Re: [EXTERNAL] Re: [PATCH 4/4] kvm: svm: Support KVM_SEV_SNP_PAGE_TYPE_VMSA at SNP_LAUNCH_UPDATE

From: Sean Christopherson

Date: Tue Jun 23 2026 - 16:24:13 EST

On Tue, Jun 23, 2026, Jon Lange wrote:
> On Tuesday, June 23, 2026 6:40 AM, Sean Christopherson wrote:
> > On Wed, Jun 17, 2026, Jörg Rödel wrote:
> > > On Wed, Jun 17, 2026 at 06:37:52AM -0700, Sean Christopherson wrote:
> > > > Ok, so it took us a few times to learn our lesson. I still don't see that as a
> > > > strong argument for new uAPI, especially not for VMSA pages. I am very firmly
> > > > of the opinion that letting anything but the host kernel configure the VMSA is
> > > > beyond stupid, but unfortunately we're stuck with AP_CREATION. Expanding that
> > > > surface has a very, very, VERY high bar to get over.
> > >
> > > The strongest argument in my view (and the main reason we are doing this) is
> > > actually the predictable launch measurement. On SEV-SNP this is a requirement
> > > to use platform VM-identity features like the ID Block.
> >
> > And I'm saying that unless KVM *can't* provide a predictable launch measurement,
> > which AIUI isn't the case, then the launch measurement *must* be stable across
> > kernels because it's part of KVM's ABI. So as I see it, the issue isn't that
> > KVM is inherently unpredictable, it's that we lack tests to validate a thorny,
> > subtle piece of KVM's ABI.
>
> Joerg is suggesting that we need a launch measurement that is stable not just
> across multiple launches on the same system, but across multiple hypervisors.

*sigh*

So that, and also the multi-VMPL implications, absolutely need to be decribed in
about this level of detail in the cover letter, and the changelog needs about the
same level of documentation to justify the various design decisions.
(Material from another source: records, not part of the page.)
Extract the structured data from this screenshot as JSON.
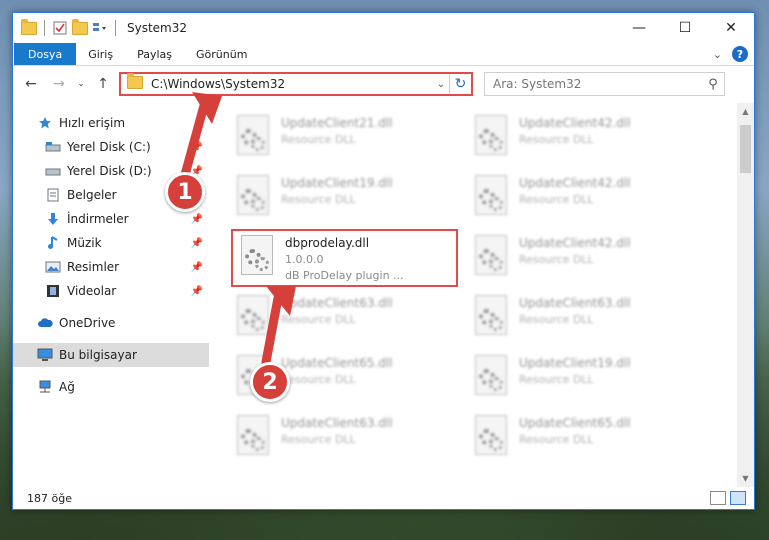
{
  "window": {
    "title": "System32",
    "controls": {
      "minimize": "—",
      "maximize": "☐",
      "close": "✕"
    }
  },
  "ribbon": {
    "tabs": [
      "Dosya",
      "Giriş",
      "Paylaş",
      "Görünüm"
    ],
    "help": "?"
  },
  "navigation": {
    "address": "C:\\Windows\\System32",
    "search_placeholder": "Ara: System32"
  },
  "sidebar": {
    "items": [
      {
        "label": "Hızlı erişim",
        "icon": "star-icon"
      },
      {
        "label": "Yerel Disk (C:)",
        "icon": "drive-icon",
        "pinned": true
      },
      {
        "label": "Yerel Disk (D:)",
        "icon": "drive-icon",
        "pinned": true
      },
      {
        "label": "Belgeler",
        "icon": "documents-icon",
        "pinned": true
      },
      {
        "label": "İndirmeler",
        "icon": "download-icon",
        "pinned": true
      },
      {
        "label": "Müzik",
        "icon": "music-icon",
        "pinned": true
      },
      {
        "label": "Resimler",
        "icon": "pictures-icon",
        "pinned": true
      },
      {
        "label": "Videolar",
        "icon": "videos-icon",
        "pinned": true
      },
      {
        "label": "OneDrive",
        "icon": "cloud-icon"
      },
      {
        "label": "Bu bilgisayar",
        "icon": "computer-icon",
        "selected": true
      },
      {
        "label": "Ağ",
        "icon": "network-icon"
      }
    ]
  },
  "files": [
    {
      "name": "UpdateClient21.dll",
      "desc": "Resource DLL"
    },
    {
      "name": "UpdateClient42.dll",
      "desc": "Resource DLL"
    },
    {
      "name": "UpdateClient19.dll",
      "desc": "Resource DLL"
    },
    {
      "name": "UpdateClient42.dll",
      "desc": "Resource DLL"
    },
    {
      "name": "dbprodelay.dll",
      "version": "1.0.0.0",
      "desc": "dB ProDelay plugin ...",
      "highlighted": true
    },
    {
      "name": "UpdateClient42.dll",
      "desc": "Resource DLL"
    },
    {
      "name": "UpdateClient63.dll",
      "desc": "Resource DLL"
    },
    {
      "name": "UpdateClient63.dll",
      "desc": "Resource DLL"
    },
    {
      "name": "UpdateClient65.dll",
      "desc": "Resource DLL"
    },
    {
      "name": "UpdateClient19.dll",
      "desc": "Resource DLL"
    },
    {
      "name": "UpdateClient63.dll",
      "desc": "Resource DLL"
    },
    {
      "name": "UpdateClient65.dll",
      "desc": "Resource DLL"
    }
  ],
  "status": {
    "count": "187 öğe"
  },
  "annotations": {
    "step1": "1",
    "step2": "2"
  },
  "colors": {
    "accent": "#1979ca",
    "highlight": "#e14b4b",
    "badge": "#d6403b"
  }
}
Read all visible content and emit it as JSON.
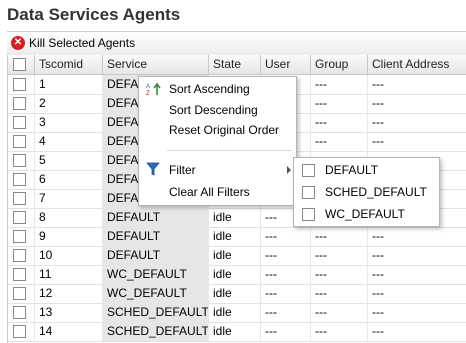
{
  "page": {
    "title": "Data Services Agents"
  },
  "toolbar": {
    "kill_label": "Kill Selected Agents"
  },
  "table": {
    "columns": [
      "Tscomid",
      "Service",
      "State",
      "User",
      "Group",
      "Client Address"
    ],
    "rows": [
      [
        "1",
        "DEFAULT",
        "",
        "",
        "---",
        "---"
      ],
      [
        "2",
        "DEFAULT",
        "",
        "",
        "---",
        "---"
      ],
      [
        "3",
        "DEFAULT",
        "",
        "",
        "---",
        "---"
      ],
      [
        "4",
        "DEFAULT",
        "",
        "",
        "---",
        "---"
      ],
      [
        "5",
        "DEFAULT",
        "",
        "",
        "---",
        "---"
      ],
      [
        "6",
        "DEFAULT",
        "",
        "",
        "---",
        "---"
      ],
      [
        "7",
        "DEFAULT",
        "",
        "",
        "---",
        "---"
      ],
      [
        "8",
        "DEFAULT",
        "idle",
        "---",
        "---",
        "---"
      ],
      [
        "9",
        "DEFAULT",
        "idle",
        "---",
        "---",
        "---"
      ],
      [
        "10",
        "DEFAULT",
        "idle",
        "---",
        "---",
        "---"
      ],
      [
        "11",
        "WC_DEFAULT",
        "idle",
        "---",
        "---",
        "---"
      ],
      [
        "12",
        "WC_DEFAULT",
        "idle",
        "---",
        "---",
        "---"
      ],
      [
        "13",
        "SCHED_DEFAULT",
        "idle",
        "---",
        "---",
        "---"
      ],
      [
        "14",
        "SCHED_DEFAULT",
        "idle",
        "---",
        "---",
        "---"
      ]
    ]
  },
  "context_menu": {
    "sort_ascending": "Sort Ascending",
    "sort_descending": "Sort Descending",
    "reset_order": "Reset Original Order",
    "filter": "Filter",
    "clear_filters": "Clear All Filters"
  },
  "filter_submenu": {
    "options": [
      "DEFAULT",
      "SCHED_DEFAULT",
      "WC_DEFAULT"
    ]
  },
  "colors": {
    "kill_icon": "#d42020",
    "filter_icon": "#2b6cc4"
  }
}
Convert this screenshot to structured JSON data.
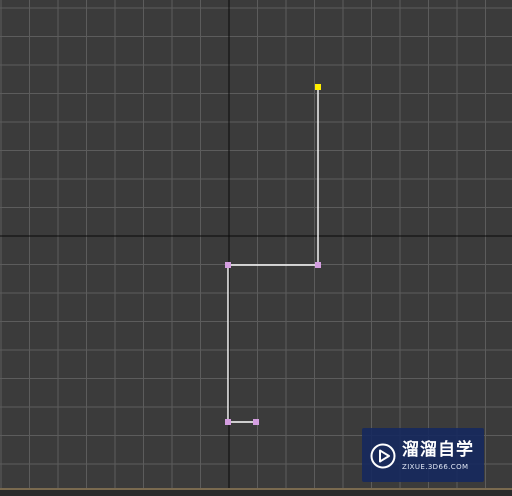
{
  "viewport": {
    "background_color": "#3b3b3b",
    "grid_color": "#5c5c5c",
    "axis_color": "#0a0a0a",
    "shape_color": "#ffffff",
    "vertex_color": "#d49ee0",
    "first_vertex_color": "#ffee00"
  },
  "watermark": {
    "title": "溜溜自学",
    "url": "ZIXUE.3D66.COM",
    "icon": "play-circle-icon"
  }
}
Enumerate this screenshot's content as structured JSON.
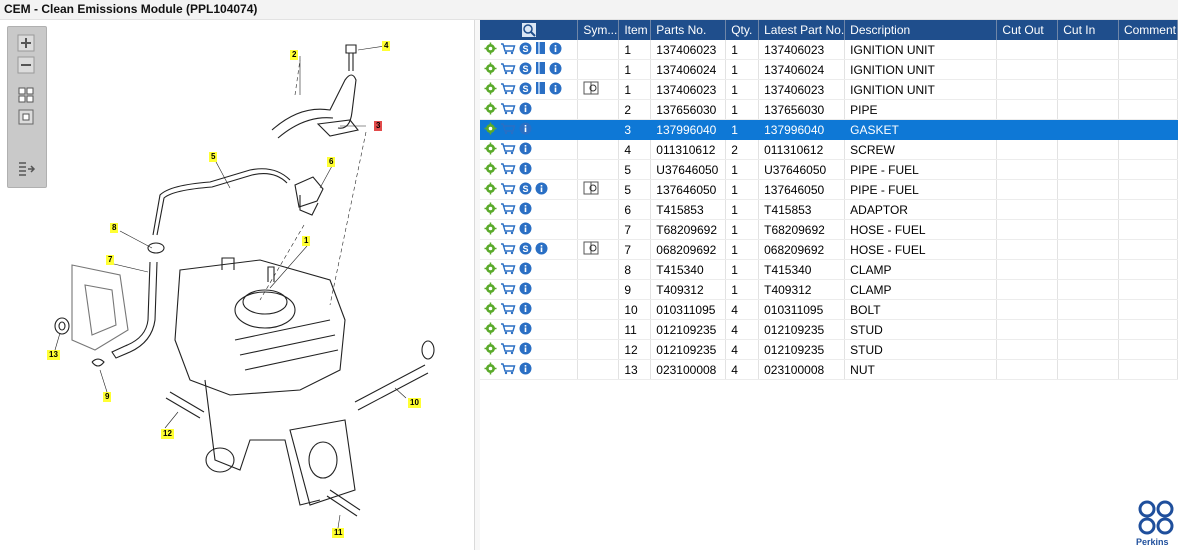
{
  "window": {
    "title": "CEM - Clean Emissions Module (PPL104074)"
  },
  "toolbox": {
    "buttons": [
      "zoom-in-icon",
      "zoom-out-icon",
      "fit-all-icon",
      "fit-window-icon",
      "export-list-icon"
    ]
  },
  "callouts": [
    {
      "label": "1"
    },
    {
      "label": "2"
    },
    {
      "label": "3"
    },
    {
      "label": "4"
    },
    {
      "label": "5"
    },
    {
      "label": "6"
    },
    {
      "label": "7"
    },
    {
      "label": "8"
    },
    {
      "label": "9"
    },
    {
      "label": "10"
    },
    {
      "label": "11"
    },
    {
      "label": "12"
    },
    {
      "label": "13"
    }
  ],
  "table": {
    "columns": [
      "",
      "Sym...",
      "Item",
      "Parts No.",
      "Qty.",
      "Latest Part No.",
      "Description",
      "Cut Out",
      "Cut In",
      "Comment"
    ],
    "rows": [
      {
        "icons": [
          "gear",
          "cart",
          "s",
          "book",
          "info"
        ],
        "sym": "",
        "item": "1",
        "part": "137406023",
        "qty": "1",
        "latest": "137406023",
        "desc": "IGNITION UNIT",
        "selected": false
      },
      {
        "icons": [
          "gear",
          "cart",
          "s",
          "book",
          "info"
        ],
        "sym": "",
        "item": "1",
        "part": "137406024",
        "qty": "1",
        "latest": "137406024",
        "desc": "IGNITION UNIT",
        "selected": false
      },
      {
        "icons": [
          "gear",
          "cart",
          "s",
          "book",
          "info"
        ],
        "sym": "book",
        "item": "1",
        "part": "137406023",
        "qty": "1",
        "latest": "137406023",
        "desc": "IGNITION UNIT",
        "selected": false
      },
      {
        "icons": [
          "gear",
          "cart",
          "info"
        ],
        "sym": "",
        "item": "2",
        "part": "137656030",
        "qty": "1",
        "latest": "137656030",
        "desc": "PIPE",
        "selected": false
      },
      {
        "icons": [
          "gear",
          "cart",
          "info"
        ],
        "sym": "",
        "item": "3",
        "part": "137996040",
        "qty": "1",
        "latest": "137996040",
        "desc": "GASKET",
        "selected": true
      },
      {
        "icons": [
          "gear",
          "cart",
          "info"
        ],
        "sym": "",
        "item": "4",
        "part": "011310612",
        "qty": "2",
        "latest": "011310612",
        "desc": "SCREW",
        "selected": false
      },
      {
        "icons": [
          "gear",
          "cart",
          "info"
        ],
        "sym": "",
        "item": "5",
        "part": "U37646050",
        "qty": "1",
        "latest": "U37646050",
        "desc": "PIPE - FUEL",
        "selected": false
      },
      {
        "icons": [
          "gear",
          "cart",
          "s",
          "info"
        ],
        "sym": "book",
        "item": "5",
        "part": "137646050",
        "qty": "1",
        "latest": "137646050",
        "desc": "PIPE - FUEL",
        "selected": false
      },
      {
        "icons": [
          "gear",
          "cart",
          "info"
        ],
        "sym": "",
        "item": "6",
        "part": "T415853",
        "qty": "1",
        "latest": "T415853",
        "desc": "ADAPTOR",
        "selected": false
      },
      {
        "icons": [
          "gear",
          "cart",
          "info"
        ],
        "sym": "",
        "item": "7",
        "part": "T68209692",
        "qty": "1",
        "latest": "T68209692",
        "desc": "HOSE - FUEL",
        "selected": false
      },
      {
        "icons": [
          "gear",
          "cart",
          "s",
          "info"
        ],
        "sym": "book",
        "item": "7",
        "part": "068209692",
        "qty": "1",
        "latest": "068209692",
        "desc": "HOSE - FUEL",
        "selected": false
      },
      {
        "icons": [
          "gear",
          "cart",
          "info"
        ],
        "sym": "",
        "item": "8",
        "part": "T415340",
        "qty": "1",
        "latest": "T415340",
        "desc": "CLAMP",
        "selected": false
      },
      {
        "icons": [
          "gear",
          "cart",
          "info"
        ],
        "sym": "",
        "item": "9",
        "part": "T409312",
        "qty": "1",
        "latest": "T409312",
        "desc": "CLAMP",
        "selected": false
      },
      {
        "icons": [
          "gear",
          "cart",
          "info"
        ],
        "sym": "",
        "item": "10",
        "part": "010311095",
        "qty": "4",
        "latest": "010311095",
        "desc": "BOLT",
        "selected": false
      },
      {
        "icons": [
          "gear",
          "cart",
          "info"
        ],
        "sym": "",
        "item": "11",
        "part": "012109235",
        "qty": "4",
        "latest": "012109235",
        "desc": "STUD",
        "selected": false
      },
      {
        "icons": [
          "gear",
          "cart",
          "info"
        ],
        "sym": "",
        "item": "12",
        "part": "012109235",
        "qty": "4",
        "latest": "012109235",
        "desc": "STUD",
        "selected": false
      },
      {
        "icons": [
          "gear",
          "cart",
          "info"
        ],
        "sym": "",
        "item": "13",
        "part": "023100008",
        "qty": "4",
        "latest": "023100008",
        "desc": "NUT",
        "selected": false
      }
    ]
  },
  "brand": {
    "name": "Perkins",
    "color": "#1f4f9c"
  },
  "colors": {
    "header": "#1f4e8c",
    "selected_row": "#0e78d6",
    "callout": "#ffff33",
    "callout_highlight": "#e24a4a"
  }
}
Bluntly, all of the changelogs in this series are awful. +200 lines of code in
arguably the nastiest bit of "architecture" KVM has to deal with, and the longest
changelog barely hits 6 lines.

And whatever uAPI we end up with needs tests, and a lot of them, including coverage
for negative testcases. Because I'm working on fixing the third? guest-exploitable
DoS that's unique to SNP this year, and I've reached my breaking point: I'm not
taking new functionality like this without sufficient test coverage.

Rant(s) aside, thanks for the information, it's super helpful!